I was thankfully able to see two more films that were competing at the Golden Apricot Film Festival
during the weekend. Both of them were definitely worth seeing in my opinion. And if I forgot to mention in my previous post, as with virtually all the other films that I saw, impressively both English and Armenian subtitles were displayed, with no one tortuously reading a translation of a script at a deafening volume, as was the case two years ago when I saw Michelangelo Antonioni's "The Red Desert" (which is incidentally a highly overrated, annoyingly tedious film, but anyway...).
"White Material" (2009, dir. Claire Denis). This film tells the story of a woman named Maria, played by the veteran actress Isabelle Huppert, working on a coffee plantation in an unnamed country in Africa --probably a former colony of France since everyone is speaking French -- who obstinately refuses to leave her work behind and protect her family from the rebel threat ravaging the region. The rebel troops are composed of children and teenagers, pistols and machetes in hand, eagerly waiting to purge the countryside of whites who are seen as oppressive. Andre, Maria's husband played by Highlander Christopher Lambert, cannot convince her that they should leave immediately when arrangements are made for their escape to France. The entire film takes place over a span of two days, during which things fall apart rapidly. Their mentally fragile teenage son after being humiliated by two armed rebel boys who manage to enter the plantation grounds when everyone is oblivious, ends up assisting the rebel battalion to bring things to a boil, while Maria remains defiant to the end. This film was unfortunately screened from what seemed to be a rather low-quality DVD given the muted colors and lack of sharpness, although the resolution wasn't bad. This is the kind of compelling film that you ruminate over for a couple of days after you leave the theater. Highly recommended.

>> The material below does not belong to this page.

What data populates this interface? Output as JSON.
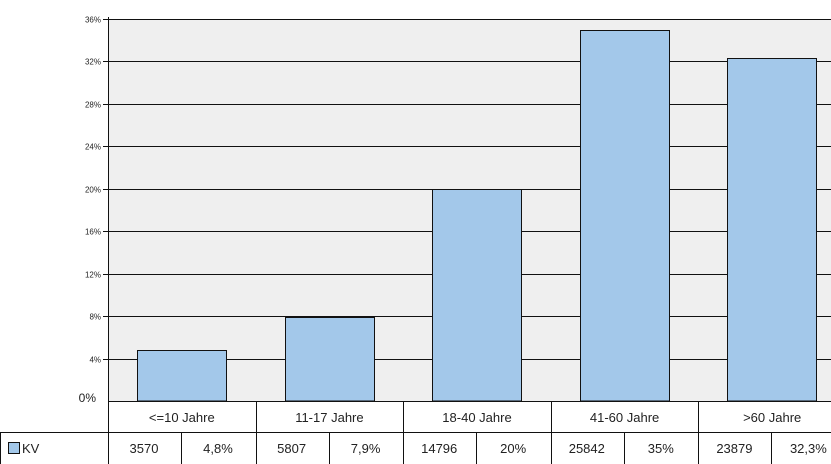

"Poetry (2010, dir. Lee Chang-don). "Poetry" is about an elderly woman named Mija (brilliantly portrayed by Yoon Jung-hee) who one day decides to take a month-long poetry writing class. On the same day she learns of a suicide of a young teenage girl, a classmate of her spoiled grandson who she is raising. After being called to a meeting of five men whose boys attend the same school as the girl, Mija learns that her grandson was part of a pack of six that was regularly raping her. They decide that the best way to handle the situation discretely is to offer a monetary payment to the girl's mother, with Mija being unable to pay her share. Meanwhile, Mija, who is annoyed by her recent forgetfulness of words, is diagnosed with Alzheimer's disease. But the real story behind this film is about finding one's place on earth, and how to balance upholding personal morales with prudent practicality, then best express that revelation in words. This is a beautiful, moving film, a true masterpiece of Asian cinema. Highly recommended.
To read the list of winners you can read the press release at the Golden Apricot web site
. I noticed that the nihilistic film "My Joy" took second prize for reasons I will never comprehend. I guess some of the jurists get their kicks from sadistic, pointless movies. Although I didn't see the winning film, "Kosmos," I really believe that "Poetry" should have at least placed second. In terms of storyline and overall high quality of the acting, not to mention cinematography, the film deserved more respect from the jury.